“Well, I’m dommed!” the other answered, peering up through the darkness. “It be you, Squire, bain’t it? But you’re not meaning it?”

“I am,” Basset replied in a low voice. “I’d not say, vote for him, Bosham. But leave it alone. You’re not called upon to ruin yourself.”

“But ha’ you thought,” the man exclaimed, “that our two votes may make the differ? That they may make you or mar you, Squire!”

“Well, I’d rather be marred than see you put out of your place,” Basset answered. “Think it over, Bosham.”

But Bosham repudiated even thought of it. This vote and his use of it, this defiance of a lord, was, for the time, his very life. “I’ll not do it,” he declared. “I couldn’t do it! Nor I won’t!” he repeated. “We’re freemen o’ Riddsley, and almost the last of the freemen that has votes as freemen! And while free we are, free we’ll be, and vote as we choose, Squire! Vote as we choose! I’d not show my face in the town else! Mr. Stubbs may talk as gallus as he likes—and main ashamed of himself he looked yesterday—he may talk as gallus as never was, we’ll not bend to no landlord, nor to no golden image!”

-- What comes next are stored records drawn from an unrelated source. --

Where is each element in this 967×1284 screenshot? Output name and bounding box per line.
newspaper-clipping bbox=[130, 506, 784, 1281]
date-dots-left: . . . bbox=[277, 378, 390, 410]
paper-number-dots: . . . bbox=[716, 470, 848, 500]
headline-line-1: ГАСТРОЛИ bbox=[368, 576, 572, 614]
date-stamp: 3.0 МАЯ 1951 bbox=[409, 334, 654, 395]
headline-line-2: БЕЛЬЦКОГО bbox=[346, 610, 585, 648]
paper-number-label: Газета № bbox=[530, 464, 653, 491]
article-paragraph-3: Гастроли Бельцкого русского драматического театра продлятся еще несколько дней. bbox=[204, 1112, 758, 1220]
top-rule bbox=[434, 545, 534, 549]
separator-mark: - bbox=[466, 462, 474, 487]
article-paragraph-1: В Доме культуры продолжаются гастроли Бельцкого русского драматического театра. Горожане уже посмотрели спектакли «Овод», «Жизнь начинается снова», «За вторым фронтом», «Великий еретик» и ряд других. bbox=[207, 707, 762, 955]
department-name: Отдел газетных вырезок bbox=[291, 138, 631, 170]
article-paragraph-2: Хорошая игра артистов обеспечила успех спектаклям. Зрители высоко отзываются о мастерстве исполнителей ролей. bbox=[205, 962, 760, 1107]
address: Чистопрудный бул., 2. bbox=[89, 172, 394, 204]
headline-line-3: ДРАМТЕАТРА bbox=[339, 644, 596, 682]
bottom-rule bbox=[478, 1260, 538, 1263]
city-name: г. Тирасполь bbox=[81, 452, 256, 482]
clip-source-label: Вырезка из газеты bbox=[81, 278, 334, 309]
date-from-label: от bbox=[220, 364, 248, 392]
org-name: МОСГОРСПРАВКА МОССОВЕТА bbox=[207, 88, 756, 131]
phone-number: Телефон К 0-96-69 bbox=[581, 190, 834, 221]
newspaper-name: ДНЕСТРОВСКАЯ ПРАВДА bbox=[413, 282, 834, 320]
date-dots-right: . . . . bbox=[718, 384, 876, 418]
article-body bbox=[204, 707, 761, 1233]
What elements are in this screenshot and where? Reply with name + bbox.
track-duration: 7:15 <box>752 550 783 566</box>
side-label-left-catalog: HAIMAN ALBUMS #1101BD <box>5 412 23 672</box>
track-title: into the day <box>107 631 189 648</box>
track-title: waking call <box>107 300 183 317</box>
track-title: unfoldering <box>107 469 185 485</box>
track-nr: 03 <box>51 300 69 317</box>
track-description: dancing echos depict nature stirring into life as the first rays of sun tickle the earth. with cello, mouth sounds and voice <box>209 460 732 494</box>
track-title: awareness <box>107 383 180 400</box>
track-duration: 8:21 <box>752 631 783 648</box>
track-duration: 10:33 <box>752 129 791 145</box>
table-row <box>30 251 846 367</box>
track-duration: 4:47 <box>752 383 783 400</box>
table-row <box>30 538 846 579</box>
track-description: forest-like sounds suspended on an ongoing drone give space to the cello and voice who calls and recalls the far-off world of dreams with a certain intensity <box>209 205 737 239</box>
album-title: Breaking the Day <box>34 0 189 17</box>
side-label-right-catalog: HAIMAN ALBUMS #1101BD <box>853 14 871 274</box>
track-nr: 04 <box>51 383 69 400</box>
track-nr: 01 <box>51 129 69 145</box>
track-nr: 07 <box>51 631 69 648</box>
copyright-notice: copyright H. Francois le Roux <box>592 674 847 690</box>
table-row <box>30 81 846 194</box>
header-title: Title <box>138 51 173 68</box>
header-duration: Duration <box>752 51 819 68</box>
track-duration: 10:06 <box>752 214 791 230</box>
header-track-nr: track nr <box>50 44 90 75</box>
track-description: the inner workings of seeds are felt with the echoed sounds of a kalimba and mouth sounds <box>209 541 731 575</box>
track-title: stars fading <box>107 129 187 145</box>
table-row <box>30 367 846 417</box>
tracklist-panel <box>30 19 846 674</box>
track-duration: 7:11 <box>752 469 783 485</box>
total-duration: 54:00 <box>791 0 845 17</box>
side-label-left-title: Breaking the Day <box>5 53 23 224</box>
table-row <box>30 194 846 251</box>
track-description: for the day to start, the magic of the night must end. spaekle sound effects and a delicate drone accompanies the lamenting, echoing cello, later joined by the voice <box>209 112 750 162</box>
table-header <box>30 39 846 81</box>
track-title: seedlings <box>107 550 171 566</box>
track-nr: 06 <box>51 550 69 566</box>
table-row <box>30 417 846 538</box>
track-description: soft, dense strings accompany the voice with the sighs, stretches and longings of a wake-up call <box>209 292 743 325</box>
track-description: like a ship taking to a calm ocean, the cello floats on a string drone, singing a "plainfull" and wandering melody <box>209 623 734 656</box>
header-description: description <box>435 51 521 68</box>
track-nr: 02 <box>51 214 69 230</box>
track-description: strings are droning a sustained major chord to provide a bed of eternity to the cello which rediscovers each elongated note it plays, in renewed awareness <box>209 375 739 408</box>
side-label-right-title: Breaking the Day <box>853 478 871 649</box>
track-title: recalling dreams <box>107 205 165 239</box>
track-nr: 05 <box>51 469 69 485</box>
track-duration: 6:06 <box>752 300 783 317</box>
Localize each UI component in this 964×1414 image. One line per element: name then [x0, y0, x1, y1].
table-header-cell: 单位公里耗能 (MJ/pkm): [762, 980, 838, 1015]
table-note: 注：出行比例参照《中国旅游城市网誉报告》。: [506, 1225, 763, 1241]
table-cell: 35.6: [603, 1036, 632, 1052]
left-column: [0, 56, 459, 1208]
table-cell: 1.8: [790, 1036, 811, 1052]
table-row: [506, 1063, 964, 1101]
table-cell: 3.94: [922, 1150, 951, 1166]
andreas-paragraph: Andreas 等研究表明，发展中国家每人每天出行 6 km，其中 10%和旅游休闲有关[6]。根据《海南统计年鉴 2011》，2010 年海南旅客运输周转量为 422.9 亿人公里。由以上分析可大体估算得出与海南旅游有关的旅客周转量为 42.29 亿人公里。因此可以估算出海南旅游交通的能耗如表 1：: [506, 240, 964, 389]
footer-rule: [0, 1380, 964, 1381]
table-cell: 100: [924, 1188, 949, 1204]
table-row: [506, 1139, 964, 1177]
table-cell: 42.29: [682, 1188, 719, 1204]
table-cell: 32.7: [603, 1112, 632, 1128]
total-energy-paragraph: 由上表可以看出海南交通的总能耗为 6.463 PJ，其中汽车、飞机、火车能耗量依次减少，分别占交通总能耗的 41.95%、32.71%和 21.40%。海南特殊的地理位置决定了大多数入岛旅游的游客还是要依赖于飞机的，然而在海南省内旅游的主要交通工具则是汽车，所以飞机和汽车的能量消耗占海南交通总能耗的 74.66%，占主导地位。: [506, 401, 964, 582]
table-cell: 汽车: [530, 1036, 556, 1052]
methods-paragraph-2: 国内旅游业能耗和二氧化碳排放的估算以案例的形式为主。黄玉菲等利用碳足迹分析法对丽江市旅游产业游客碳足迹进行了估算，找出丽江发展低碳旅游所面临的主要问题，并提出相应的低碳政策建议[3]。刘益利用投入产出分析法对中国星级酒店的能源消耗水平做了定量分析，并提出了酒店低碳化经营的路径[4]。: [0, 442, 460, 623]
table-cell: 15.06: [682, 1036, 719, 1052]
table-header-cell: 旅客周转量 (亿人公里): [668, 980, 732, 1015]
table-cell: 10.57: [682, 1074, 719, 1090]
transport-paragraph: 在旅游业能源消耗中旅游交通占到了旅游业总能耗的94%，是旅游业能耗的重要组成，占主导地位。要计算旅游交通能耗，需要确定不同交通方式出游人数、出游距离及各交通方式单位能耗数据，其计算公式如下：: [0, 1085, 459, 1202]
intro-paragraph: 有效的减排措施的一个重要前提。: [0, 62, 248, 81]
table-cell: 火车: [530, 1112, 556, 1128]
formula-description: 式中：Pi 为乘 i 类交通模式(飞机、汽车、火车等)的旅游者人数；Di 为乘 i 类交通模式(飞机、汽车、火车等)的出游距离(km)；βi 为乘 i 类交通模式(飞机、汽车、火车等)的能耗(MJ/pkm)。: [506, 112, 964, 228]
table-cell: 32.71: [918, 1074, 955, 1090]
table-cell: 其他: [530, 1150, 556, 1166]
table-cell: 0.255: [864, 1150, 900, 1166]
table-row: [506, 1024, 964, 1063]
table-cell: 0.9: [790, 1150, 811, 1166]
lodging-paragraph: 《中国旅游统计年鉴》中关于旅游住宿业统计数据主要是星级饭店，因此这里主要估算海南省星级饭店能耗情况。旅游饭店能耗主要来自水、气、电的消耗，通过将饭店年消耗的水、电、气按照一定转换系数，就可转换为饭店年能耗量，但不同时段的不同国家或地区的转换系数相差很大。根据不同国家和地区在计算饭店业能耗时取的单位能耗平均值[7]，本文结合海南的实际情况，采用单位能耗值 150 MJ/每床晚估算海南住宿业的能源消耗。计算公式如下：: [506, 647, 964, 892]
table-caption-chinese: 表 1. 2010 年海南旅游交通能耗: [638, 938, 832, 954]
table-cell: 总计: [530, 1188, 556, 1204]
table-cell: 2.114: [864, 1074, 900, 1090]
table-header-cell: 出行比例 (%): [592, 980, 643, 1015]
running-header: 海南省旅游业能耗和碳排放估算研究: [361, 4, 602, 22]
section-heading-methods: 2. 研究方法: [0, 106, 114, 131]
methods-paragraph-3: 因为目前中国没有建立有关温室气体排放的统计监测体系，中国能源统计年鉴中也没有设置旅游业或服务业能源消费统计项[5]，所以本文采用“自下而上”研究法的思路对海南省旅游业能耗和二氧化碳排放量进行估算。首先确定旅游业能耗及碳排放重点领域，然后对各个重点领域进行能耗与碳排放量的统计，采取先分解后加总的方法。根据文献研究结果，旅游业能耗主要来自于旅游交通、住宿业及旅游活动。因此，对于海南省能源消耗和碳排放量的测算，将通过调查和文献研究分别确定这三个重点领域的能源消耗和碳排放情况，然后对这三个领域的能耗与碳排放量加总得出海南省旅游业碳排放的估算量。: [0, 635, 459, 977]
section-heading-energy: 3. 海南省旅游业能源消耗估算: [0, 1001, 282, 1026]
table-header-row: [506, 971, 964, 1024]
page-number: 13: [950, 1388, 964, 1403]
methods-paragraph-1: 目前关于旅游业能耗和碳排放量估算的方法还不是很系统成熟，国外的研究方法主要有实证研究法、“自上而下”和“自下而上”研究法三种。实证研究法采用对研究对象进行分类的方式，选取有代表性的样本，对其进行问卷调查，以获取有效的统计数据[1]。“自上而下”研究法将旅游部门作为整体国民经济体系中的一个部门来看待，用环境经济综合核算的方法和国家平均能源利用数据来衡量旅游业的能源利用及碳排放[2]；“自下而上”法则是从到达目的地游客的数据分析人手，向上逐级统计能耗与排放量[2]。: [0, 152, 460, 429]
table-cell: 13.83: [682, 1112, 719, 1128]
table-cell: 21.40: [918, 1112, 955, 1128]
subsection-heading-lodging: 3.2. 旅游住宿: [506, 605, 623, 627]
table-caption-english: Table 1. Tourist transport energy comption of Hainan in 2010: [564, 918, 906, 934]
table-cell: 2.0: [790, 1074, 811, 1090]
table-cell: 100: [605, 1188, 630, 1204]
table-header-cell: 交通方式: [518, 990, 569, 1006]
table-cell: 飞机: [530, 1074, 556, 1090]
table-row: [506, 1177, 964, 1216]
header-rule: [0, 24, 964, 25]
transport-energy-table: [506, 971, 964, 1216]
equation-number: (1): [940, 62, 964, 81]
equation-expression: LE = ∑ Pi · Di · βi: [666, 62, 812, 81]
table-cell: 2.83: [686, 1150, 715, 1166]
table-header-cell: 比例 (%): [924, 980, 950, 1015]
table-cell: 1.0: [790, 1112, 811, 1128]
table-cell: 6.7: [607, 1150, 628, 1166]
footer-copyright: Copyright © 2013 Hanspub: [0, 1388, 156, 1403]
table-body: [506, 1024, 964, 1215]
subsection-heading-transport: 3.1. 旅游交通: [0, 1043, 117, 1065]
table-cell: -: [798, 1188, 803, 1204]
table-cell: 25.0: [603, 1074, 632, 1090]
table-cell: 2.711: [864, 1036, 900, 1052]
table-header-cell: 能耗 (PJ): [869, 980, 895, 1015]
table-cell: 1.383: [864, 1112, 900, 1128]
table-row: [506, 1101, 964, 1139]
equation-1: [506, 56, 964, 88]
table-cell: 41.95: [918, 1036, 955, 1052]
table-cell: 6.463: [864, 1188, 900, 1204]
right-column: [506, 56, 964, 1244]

“Then there’s no more to be said,” Basset answered, feeling that he cut a poor figure. “I don’t wish you to do anything against your conscience, Bosham, and I’m obliged to you and your brother for your staunchness. I only wanted you to know that I should understand if you stayed away.”

“I’d chop my foot off first!” cried the patriot.

After which Basset had no choice but to leave him and to ride on, feeling that he was himself too soft for the business—that he was a round man in a square hole. He wondered what his committee would think of him if they knew, and what Bosham thought of him—who did know. For Bosham seemed to him at this moment a man of principle, a patriot, nay, a very Brutus: whereas, Ben was in truth no better than a small man of large conceit, whose vote was his one road to fame.

CHAPTER XXXI
BEN BOSHAM

It was Tuesday, market-day at Riddsley, and farmers’ wives, cackling as loudly as the poultry they carried, elbowed one another on the brick pavements or clustered before the windows of the low-browed shops. Farmers in white great-coats, with huge handkerchiefs about their necks, streamed from the yards of the Packhorse and the Barley Mow, and meeting a friend planted themselves in the roadway as firmly as if they stood in their own pastures. Now and again a young spark, fancying all eyes upon his four-year-old, sidled through the throng with many a “Whoa!” and “Where be’st going, lad?” While on the steps of the Market-Cross and about the long line of carts that rested on their shafts in the open street, hucksters chaffered and house-wives haggled over the rare egg or the keg of salted butter.